Selon le décret, ce fichier contiendra des « données à caractère personnel » (état civil, adresse physique, numéro de téléphone, adresse électronique) ainsi que des « signes physiques particuliers et objectifs, photographies et comportement » de « personnes physiques âgées de 13 ans et plus ». Les informations collectées sont « relatives aux individus, groupes, organisations et personnes morales qui, en raison de leur activité individuelle ou collective, sont susceptibles de porter atteinte à l’ordre public ». Des données peuvent aussi être collectées sur les personnes « ayant sollicité, exercé ou exerçant un mandat politique, syndical ou économique » ou jouant un « rôle institutionnel, économique, social ou religieux significatif ».
Jusqu’à présent, les mineurs pouvaient être fichés mais seulement dans des bases de données recensant des infractions commises ou des auteurs d’infractions ou des empreintes. Le décret précise que « les données concernant les mineurs de 16 ans (c’est-à-dire âgés de 13 à 16 ans, ndlr) ne peuvent être enregistrées que dans la mesure où ceux-ci, en raison de leur activité individuelle ou collective, sont susceptibles de porter atteinte à l’ordre public ».
La Commission nationale de l’informatique et des libertés (Cnil) a émis un avis le 16 juin sur le fichage des mineurs dès 13 ans.
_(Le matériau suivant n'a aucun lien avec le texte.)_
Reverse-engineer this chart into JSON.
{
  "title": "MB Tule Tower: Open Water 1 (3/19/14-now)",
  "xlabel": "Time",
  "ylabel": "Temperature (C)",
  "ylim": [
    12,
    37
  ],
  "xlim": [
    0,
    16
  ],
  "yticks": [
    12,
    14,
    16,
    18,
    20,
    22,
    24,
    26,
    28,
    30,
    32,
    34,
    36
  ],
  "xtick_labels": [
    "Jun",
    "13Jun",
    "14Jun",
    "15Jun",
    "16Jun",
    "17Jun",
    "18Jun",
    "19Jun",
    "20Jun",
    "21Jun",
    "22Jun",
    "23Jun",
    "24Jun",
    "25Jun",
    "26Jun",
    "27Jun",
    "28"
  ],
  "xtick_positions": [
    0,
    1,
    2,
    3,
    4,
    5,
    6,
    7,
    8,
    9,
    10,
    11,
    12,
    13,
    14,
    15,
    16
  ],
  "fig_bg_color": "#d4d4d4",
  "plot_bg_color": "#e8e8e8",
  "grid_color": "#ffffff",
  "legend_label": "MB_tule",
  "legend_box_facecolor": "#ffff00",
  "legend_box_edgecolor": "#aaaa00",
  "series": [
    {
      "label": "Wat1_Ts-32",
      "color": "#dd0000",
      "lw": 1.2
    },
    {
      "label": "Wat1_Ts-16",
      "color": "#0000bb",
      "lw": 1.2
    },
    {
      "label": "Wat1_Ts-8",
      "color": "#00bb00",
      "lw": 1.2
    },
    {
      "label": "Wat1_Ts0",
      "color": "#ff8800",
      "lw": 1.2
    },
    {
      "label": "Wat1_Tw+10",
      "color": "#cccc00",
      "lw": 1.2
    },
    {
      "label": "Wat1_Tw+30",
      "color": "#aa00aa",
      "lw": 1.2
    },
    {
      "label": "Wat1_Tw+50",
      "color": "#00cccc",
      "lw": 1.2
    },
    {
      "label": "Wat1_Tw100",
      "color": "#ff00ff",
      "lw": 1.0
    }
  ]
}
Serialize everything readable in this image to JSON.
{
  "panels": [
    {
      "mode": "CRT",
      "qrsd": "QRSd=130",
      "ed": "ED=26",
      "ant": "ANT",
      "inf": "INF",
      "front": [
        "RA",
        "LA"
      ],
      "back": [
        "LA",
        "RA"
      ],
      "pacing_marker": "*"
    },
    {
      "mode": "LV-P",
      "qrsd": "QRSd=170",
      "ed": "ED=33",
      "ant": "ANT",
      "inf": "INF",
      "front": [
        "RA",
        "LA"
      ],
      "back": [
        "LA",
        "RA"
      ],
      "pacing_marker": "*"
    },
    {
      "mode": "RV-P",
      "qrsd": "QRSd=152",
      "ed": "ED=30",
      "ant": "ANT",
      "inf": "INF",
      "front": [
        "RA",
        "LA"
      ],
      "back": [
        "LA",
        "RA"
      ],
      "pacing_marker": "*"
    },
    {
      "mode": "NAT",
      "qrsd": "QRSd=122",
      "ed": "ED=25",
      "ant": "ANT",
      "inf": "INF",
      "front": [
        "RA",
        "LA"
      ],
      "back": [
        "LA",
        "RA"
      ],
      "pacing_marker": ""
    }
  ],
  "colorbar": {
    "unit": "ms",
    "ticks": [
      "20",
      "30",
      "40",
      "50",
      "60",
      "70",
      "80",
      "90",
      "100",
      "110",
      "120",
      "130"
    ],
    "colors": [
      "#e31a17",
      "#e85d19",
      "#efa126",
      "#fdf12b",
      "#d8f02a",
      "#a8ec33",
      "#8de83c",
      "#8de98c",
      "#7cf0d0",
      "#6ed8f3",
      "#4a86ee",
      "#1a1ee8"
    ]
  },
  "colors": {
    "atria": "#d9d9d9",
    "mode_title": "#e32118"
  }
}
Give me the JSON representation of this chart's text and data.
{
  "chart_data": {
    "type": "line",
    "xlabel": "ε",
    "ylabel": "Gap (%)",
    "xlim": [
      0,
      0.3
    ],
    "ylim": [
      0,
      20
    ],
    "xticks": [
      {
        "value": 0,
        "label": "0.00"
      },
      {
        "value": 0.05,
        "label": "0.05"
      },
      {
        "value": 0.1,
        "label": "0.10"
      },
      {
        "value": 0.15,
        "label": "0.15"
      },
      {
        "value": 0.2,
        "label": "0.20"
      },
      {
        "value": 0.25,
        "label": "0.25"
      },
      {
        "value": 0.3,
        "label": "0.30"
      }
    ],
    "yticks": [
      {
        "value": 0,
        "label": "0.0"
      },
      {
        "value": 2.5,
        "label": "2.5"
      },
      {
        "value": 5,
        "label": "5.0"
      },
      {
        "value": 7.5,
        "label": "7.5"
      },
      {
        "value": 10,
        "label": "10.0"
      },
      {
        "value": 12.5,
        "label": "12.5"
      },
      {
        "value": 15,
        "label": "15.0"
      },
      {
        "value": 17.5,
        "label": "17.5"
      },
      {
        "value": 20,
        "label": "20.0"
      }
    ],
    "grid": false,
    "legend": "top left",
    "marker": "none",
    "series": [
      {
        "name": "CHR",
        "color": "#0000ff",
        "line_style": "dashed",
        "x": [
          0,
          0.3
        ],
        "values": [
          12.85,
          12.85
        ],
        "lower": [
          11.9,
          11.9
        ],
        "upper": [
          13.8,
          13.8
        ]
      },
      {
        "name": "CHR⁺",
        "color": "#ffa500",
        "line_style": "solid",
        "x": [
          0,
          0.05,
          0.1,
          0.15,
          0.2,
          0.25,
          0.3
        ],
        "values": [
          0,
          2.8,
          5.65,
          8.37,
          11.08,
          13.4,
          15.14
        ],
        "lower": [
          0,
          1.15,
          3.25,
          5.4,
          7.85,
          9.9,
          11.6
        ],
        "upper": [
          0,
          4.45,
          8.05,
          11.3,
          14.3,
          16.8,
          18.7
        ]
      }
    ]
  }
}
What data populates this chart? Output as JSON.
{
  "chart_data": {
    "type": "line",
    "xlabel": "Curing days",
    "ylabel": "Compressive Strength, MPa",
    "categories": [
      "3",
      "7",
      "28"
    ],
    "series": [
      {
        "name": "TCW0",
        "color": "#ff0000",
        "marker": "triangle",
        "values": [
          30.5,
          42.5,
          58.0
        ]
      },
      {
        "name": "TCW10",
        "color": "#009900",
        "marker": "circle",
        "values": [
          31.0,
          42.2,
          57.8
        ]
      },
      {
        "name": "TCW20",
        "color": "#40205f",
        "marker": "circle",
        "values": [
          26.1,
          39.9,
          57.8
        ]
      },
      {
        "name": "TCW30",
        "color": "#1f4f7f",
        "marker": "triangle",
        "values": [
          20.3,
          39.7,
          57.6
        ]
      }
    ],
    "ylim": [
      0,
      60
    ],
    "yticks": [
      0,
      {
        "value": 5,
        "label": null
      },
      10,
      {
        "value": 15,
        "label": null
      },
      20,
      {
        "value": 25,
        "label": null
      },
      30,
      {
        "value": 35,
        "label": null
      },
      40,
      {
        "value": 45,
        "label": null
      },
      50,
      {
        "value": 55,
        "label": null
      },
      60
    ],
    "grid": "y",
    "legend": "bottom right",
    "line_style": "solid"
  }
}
La Cnil « tient à préciser que le traitement de telles données appelle l’adoption de garanties renforcées » et doit par conséquent « être encadré (...) de façon à lui conserver un caractère exceptionnel et une durée de conservation spécifique ». Entendu par la Cnil, le ministère de l’Intérieur avait justifié ce fichage dès 13 ans « par les mutations affectant la délinquance juvénile », notamment dans les phénomènes dits de « violences urbaines », et avait fait valoir que l’âge de 13 ans correspondait à celui de la responsabilité pénale, peut-on lire dans la délibération de la Cnil. La Commission estime pour sa part que cette majorité pénale « ne saurait servir de référence » puisque le fichier ne vise qu’à « l’information générale du gouvernement ».